Questions about deepspeed resume training

  1. Background: Use deepspeed (use ZeRO-1) for multi-node training, save optimizers to resume training.
  2. I find that accelerate.save_state only save the partitioned optimizer state on each machine. if we use 32 gpus (4 node), each node only saves 8 partitions. For the 1st node, it saves bf16_zero_pp_rank_(0-7) When call load_state to resume training for deepspeed, the 1 st node reports the issue of The following zero checkpoints paths are missing: ['./output/test/step_5/pytorch_model/', './output/test/step_5/pytorch_model/', './output/test/step_5/pytorch_model/', './output/test/step_5/pytorch_model/', './output/test/step_5/pytorch_model/', './output/test/step_5/pytorch_model/', './output/test/step_5/pytorch_model/', './output/test/step_5/pytorch_model/', './output/test/step_5/pytorch_model/', './output/test/step_5/pytorch_model/', './output/test/step_5/pytorch_model/', './output/test/step_5/pytorch_model/', './output/test/step_5/pytorch_model/', './output/test/step_5/pytorch_model/', './output/test/step_5/pytorch_model/', './output/test/step_5/pytorch_model/', './output/test/step_5/pytorch_model/', './output/test/step_5/pytorch_model/', './output/test/step_5/pytorch_model/', './output/test/step_5/pytorch_model/', './output/test/step_5/pytorch_model/', './output/test/step_5/pytorch_model/', './output/test/step_5/pytorch_model/', './output/test/step_5/pytorch_model/']

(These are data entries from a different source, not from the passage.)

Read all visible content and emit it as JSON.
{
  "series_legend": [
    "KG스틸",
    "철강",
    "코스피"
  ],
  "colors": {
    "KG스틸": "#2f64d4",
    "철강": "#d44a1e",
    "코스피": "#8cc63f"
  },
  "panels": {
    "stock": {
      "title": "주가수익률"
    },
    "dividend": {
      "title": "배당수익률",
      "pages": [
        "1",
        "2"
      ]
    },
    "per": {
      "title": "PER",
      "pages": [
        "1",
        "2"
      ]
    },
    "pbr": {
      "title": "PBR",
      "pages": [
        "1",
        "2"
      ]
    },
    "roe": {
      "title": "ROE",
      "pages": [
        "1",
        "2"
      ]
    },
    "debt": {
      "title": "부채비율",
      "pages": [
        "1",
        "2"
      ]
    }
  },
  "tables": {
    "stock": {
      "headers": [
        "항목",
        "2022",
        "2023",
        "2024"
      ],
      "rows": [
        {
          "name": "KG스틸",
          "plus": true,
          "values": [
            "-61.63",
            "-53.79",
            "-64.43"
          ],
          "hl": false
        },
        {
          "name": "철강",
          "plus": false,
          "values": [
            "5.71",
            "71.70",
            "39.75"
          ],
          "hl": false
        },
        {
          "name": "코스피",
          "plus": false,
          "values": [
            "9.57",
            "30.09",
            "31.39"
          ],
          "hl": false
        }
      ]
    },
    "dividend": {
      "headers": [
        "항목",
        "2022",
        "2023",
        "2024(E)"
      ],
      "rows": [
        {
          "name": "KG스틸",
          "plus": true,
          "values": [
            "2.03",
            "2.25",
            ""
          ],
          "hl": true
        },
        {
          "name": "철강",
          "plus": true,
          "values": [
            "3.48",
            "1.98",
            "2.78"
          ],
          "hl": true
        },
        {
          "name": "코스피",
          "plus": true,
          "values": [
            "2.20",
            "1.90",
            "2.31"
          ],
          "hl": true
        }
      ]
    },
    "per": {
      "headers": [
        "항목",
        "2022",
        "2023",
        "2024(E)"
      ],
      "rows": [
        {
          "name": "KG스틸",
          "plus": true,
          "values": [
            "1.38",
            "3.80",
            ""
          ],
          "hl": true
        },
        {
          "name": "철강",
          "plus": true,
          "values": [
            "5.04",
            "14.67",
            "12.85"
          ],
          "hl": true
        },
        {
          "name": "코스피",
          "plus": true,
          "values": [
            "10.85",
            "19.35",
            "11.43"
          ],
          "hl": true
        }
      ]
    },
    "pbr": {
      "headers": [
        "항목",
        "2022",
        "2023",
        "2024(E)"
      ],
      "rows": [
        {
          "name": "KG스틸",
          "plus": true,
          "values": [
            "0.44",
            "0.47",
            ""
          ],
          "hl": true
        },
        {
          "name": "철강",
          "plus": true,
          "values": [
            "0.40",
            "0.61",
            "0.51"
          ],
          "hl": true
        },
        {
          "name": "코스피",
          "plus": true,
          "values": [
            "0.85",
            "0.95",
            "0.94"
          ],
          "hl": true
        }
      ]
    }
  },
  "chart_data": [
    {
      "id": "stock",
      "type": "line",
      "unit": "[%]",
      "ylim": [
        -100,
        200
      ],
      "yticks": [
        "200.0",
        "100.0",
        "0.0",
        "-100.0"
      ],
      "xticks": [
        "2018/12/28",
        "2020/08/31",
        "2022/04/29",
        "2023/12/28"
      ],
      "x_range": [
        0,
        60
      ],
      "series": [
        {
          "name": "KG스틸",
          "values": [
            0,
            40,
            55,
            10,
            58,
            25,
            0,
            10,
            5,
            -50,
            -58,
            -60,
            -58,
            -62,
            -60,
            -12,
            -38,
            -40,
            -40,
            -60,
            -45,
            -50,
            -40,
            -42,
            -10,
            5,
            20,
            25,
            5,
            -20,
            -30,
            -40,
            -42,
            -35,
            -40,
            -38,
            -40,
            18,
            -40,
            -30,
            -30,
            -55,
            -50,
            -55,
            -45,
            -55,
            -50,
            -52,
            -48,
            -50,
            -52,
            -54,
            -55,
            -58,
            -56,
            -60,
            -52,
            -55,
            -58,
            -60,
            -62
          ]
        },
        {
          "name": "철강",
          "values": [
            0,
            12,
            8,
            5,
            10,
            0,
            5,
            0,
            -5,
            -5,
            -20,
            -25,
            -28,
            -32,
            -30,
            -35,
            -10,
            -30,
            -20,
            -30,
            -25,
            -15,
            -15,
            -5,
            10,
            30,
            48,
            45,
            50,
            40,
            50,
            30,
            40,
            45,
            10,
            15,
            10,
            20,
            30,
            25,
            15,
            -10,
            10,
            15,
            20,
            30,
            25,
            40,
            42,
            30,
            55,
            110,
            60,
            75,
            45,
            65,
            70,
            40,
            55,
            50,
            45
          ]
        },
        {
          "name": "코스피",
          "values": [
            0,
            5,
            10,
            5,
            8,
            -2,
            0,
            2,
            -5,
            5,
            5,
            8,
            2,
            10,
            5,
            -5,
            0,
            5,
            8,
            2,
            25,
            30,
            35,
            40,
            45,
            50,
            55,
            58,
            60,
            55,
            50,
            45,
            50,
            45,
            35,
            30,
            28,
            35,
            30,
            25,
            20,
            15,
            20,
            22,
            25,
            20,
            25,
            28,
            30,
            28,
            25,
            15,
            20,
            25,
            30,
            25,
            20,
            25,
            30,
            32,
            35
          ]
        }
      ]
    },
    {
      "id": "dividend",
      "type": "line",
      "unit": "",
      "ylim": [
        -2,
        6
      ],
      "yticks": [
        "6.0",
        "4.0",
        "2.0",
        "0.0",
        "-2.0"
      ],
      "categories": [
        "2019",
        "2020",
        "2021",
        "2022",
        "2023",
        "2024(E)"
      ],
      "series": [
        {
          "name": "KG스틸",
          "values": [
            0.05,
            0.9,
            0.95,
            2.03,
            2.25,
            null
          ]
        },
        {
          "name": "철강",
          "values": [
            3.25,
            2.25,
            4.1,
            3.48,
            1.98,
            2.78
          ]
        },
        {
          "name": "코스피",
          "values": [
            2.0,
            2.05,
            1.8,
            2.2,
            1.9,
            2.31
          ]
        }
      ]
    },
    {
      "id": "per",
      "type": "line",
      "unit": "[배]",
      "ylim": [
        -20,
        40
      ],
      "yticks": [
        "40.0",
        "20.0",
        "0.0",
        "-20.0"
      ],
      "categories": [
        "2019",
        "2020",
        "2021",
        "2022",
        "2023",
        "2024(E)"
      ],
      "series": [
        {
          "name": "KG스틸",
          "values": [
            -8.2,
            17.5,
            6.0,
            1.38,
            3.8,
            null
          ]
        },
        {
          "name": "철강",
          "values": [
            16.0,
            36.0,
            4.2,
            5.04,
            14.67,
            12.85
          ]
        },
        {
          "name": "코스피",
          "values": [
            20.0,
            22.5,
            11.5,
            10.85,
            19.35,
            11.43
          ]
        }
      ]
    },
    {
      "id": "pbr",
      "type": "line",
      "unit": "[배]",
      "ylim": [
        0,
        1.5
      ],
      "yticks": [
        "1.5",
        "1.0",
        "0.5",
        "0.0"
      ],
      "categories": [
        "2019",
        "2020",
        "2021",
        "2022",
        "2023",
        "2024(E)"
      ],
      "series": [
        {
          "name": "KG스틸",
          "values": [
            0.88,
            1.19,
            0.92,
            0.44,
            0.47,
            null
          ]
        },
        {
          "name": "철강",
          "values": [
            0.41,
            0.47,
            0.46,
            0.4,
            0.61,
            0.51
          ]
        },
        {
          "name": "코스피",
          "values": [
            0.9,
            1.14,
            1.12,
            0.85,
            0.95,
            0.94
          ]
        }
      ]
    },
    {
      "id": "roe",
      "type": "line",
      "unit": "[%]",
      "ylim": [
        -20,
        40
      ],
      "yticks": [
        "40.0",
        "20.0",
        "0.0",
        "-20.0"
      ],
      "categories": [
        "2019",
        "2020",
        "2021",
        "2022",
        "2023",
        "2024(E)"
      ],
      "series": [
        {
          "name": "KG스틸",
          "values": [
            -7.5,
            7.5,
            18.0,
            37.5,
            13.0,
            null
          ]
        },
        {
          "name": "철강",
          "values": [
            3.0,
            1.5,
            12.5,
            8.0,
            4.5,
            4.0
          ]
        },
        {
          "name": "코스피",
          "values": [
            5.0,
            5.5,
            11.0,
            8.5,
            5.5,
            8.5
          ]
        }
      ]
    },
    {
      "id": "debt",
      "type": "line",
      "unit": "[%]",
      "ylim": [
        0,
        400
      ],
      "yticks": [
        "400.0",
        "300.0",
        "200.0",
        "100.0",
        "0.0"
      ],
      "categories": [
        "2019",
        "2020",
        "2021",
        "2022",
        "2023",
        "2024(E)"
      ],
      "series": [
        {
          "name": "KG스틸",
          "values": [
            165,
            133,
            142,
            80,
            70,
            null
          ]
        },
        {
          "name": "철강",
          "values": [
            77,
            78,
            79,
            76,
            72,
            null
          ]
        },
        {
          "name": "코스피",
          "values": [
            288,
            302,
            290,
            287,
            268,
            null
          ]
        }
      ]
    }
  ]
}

It requires to merge the all states from different nodes. Any easier solution to synchronize them?

Hello @cyk1337, we have discussed this with the DeepSpeed team and they have said that the current codebase assumes the user has a shared filesystem.

  1. As a workaround, use a shared filesystem.
  2. Raised issue on DeepSpeed repo as per their recommendation here: [BUG] Can’t load checkpoint without having shared filesystem in multi-node training when multi-node setup config remains same · Issue #2319 · microsoft/DeepSpeed ( Please follow it up there. Once that gets resolved, you should be able to load the state when not having shared filesystem.